Government in move to police energy use in facilities

This is under the Draft Energy (Energy Management) Regulations, 2021.

In Summary

•Facility owners face fines of up to Sh2million for failing to adhere to regulations.

•Facilities that achieve recommended energy savings rates shall be allowed to sell excess energy savings.

Energy Cabinet Secretary Charles Keter/
SUMMONED: Energy Cabinet Secretary Charles Keter/
Image: FILE

Owners of energy consuming facilities face fines of up to Sh2 million if they fail to share information on consumption within their premises, in a new proposed law.

This is under the Draft Energy (Energy Management) Regulations, 2021 currently undergoing public participation, as the government through the Energy Ministry pushes for energy efficiency and cut on carbon emissions.

It targets any place in which energy is consumed including but not limited to factories, commercial buildings, power utilities, institutional buildings, local authorities, municipalities, pipelines, water companies and street lighting, whether directly owned or leased.

Under the proposed law, facility owners will be required ensure they undertake an energy audit at least once every four years, with the use of a licensed energy auditor, an energy audit firm or an energy service company.

“An owner of a designated facility shall within six months from the approval of the energy audit report, prepare and submit to the Authority (Energy and Petroleum Regulatory Authority) an energy investment plan for implementation of the energy conservation measures in the approved energy audit,” the draft reads in part.

They then shall be required to implement the energy investment plan to realize at least 50 per cent of the recommended energy savings, within three years of submission of the

energy investment plan to EPRA, and comply with the energy performance indicators published by the authority from time to time.

Failure to keep records of energy consumption information will attract a Sh1million while those who fail to to audit and or submit an audit report within the stipulated time will be liable to a Sh2 million fine.

Records relating to energy consumption at a facility will include monthly consumption of electric power, fuel (including biomass and petroleum products), and water.

The law also requires records on monthly production data, occupancy levels and or any other variable affecting energy consumption, nergy consuming equipment, machines and their ratings and up to date building plans, infrastructure plans, and floor area.

“The owner of a designated facility shall submit data for every financial year before June 30, of the following year in a manner prescribed by the authority from time to time,” EPRA notes.

According to the energy sector regulator (EPRA), the country can save up to Sh44.7 billion annually with a national compliance, where 2,563 Gwh (Gigawatt hours) can be saved.

This is up from the current Sh19.2 billion on 1,102 Gwh.

About 297,363 tonnes of carbon dioxide can be avoided with a nationwide compliance of the energy efficiency by facilities, up from the current 127,866 tonnes.

This, as the government continues to push for clean energy and double the rate of improvement in energy efficiency by 2030, a drive that is in line with the UN Sustainable Development Goal number seven, on energy.

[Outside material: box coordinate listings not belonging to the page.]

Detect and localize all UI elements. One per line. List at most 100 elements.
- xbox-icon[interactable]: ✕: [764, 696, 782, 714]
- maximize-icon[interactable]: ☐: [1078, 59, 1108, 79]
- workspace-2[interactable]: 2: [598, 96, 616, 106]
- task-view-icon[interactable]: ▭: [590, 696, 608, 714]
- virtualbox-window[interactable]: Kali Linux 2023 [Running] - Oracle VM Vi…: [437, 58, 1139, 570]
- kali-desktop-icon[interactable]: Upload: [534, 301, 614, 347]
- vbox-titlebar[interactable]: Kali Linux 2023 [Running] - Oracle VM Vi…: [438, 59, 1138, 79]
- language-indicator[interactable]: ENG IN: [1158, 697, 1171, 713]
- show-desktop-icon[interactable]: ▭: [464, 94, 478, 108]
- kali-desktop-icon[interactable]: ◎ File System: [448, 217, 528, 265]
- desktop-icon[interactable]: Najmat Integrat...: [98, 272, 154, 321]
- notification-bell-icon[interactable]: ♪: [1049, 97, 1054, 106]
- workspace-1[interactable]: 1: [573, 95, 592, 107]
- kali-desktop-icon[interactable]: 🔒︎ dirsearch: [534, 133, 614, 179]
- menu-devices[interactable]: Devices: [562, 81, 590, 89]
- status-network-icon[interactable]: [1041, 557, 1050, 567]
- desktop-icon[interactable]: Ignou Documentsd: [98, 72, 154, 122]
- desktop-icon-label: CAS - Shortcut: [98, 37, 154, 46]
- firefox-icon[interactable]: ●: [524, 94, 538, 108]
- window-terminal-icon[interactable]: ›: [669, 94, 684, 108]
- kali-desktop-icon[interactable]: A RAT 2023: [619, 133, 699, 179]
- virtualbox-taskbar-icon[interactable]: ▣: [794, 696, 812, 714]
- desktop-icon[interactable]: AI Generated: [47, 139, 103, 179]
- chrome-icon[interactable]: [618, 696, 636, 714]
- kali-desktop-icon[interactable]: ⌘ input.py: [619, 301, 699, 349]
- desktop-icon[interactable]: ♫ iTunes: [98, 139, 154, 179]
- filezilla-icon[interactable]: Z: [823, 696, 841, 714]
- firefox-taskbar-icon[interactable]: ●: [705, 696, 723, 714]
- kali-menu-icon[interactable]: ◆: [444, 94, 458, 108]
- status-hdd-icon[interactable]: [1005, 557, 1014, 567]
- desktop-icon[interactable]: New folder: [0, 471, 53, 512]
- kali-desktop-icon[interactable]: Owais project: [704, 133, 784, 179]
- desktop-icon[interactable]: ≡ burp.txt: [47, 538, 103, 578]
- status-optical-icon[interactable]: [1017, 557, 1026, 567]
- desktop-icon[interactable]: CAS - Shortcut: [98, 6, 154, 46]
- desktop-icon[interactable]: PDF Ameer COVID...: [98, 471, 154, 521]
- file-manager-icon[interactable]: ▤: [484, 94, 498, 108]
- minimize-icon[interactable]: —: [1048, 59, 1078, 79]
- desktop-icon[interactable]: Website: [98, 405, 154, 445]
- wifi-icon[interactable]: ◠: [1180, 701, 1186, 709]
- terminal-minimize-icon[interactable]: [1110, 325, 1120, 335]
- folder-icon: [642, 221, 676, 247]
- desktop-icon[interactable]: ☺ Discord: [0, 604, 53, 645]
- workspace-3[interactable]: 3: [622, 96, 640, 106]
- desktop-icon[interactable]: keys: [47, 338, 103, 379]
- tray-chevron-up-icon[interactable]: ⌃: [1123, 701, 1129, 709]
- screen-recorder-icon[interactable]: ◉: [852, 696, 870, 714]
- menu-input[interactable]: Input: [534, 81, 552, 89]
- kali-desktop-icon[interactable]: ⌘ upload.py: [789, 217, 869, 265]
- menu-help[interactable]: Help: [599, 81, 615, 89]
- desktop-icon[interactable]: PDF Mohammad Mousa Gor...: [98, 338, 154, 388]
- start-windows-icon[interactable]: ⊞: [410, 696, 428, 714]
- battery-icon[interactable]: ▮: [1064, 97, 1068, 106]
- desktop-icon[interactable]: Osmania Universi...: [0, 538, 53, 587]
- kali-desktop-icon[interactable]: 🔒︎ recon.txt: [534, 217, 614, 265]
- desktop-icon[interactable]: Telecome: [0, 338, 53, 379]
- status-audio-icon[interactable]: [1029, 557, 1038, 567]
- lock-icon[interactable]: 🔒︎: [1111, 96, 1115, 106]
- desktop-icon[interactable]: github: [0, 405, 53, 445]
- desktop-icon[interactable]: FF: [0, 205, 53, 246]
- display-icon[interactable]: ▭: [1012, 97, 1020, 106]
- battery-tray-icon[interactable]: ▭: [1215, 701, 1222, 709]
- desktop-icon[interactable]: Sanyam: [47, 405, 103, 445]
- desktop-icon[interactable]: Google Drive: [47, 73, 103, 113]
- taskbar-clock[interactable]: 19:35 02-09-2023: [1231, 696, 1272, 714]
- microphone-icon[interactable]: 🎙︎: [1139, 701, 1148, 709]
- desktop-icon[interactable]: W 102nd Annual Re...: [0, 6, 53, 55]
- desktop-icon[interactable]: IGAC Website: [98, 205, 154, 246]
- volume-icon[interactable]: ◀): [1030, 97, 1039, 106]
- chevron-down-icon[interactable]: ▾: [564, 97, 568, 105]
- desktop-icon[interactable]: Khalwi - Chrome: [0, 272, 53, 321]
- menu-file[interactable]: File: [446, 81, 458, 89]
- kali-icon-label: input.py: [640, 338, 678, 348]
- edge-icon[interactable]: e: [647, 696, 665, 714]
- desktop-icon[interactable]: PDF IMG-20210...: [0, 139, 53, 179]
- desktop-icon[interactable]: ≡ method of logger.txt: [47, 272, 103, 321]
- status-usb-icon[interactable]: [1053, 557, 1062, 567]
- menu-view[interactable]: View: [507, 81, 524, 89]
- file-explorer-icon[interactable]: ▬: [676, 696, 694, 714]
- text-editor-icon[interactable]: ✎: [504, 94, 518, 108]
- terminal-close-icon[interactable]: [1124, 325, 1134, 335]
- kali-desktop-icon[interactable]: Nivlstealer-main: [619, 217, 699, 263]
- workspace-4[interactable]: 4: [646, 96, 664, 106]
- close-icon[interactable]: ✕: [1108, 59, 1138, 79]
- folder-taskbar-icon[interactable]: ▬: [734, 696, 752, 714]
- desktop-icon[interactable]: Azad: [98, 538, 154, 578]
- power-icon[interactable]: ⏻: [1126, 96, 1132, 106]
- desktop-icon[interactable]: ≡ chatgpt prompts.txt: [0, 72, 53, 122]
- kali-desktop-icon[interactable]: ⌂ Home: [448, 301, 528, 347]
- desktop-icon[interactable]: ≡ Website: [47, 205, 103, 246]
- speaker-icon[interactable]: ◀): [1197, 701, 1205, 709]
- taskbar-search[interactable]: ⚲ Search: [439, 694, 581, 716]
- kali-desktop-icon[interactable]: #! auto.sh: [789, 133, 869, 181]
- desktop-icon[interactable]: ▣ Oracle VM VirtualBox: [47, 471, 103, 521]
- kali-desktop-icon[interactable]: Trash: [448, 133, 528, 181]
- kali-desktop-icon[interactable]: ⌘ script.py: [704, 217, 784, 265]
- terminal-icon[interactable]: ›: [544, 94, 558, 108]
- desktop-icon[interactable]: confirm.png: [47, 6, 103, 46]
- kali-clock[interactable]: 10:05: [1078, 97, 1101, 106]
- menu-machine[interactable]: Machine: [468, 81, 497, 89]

“The Sh44.7 billion likely to be saved annually in the full compliance scenario will help ease the cost of production on the factories,” EPRA noted in a statement yesterday.

With this saving, the facilities will have more money to expand their production lines or output resulting to creation of employment, increasing disposable income of Kenyans, which will increase the aggregate demand, thus increasing the national aggregate output, the regulator says.

Savings from energy efficiency will also help reduce the price of goods and services.

“Such a reduction will help Kenyans either consume more of the product or service, or divest their money to other sectors, thus improving the economy. Increased consumption leads to increased economic activity which leads to improvement in Gross Domestic Product,” it notes.

Facilities that achieve recommended energy savings rates shall be allowed to sell excess energy savings.

The energy savings credit conversion factor between one facility to another will be one energy unit to one unit of energy.

For instance if a facility saves excess 100 kWh units of energy, it can sell 100 kWh of energy to another facility no matter the differences in sectors or operations.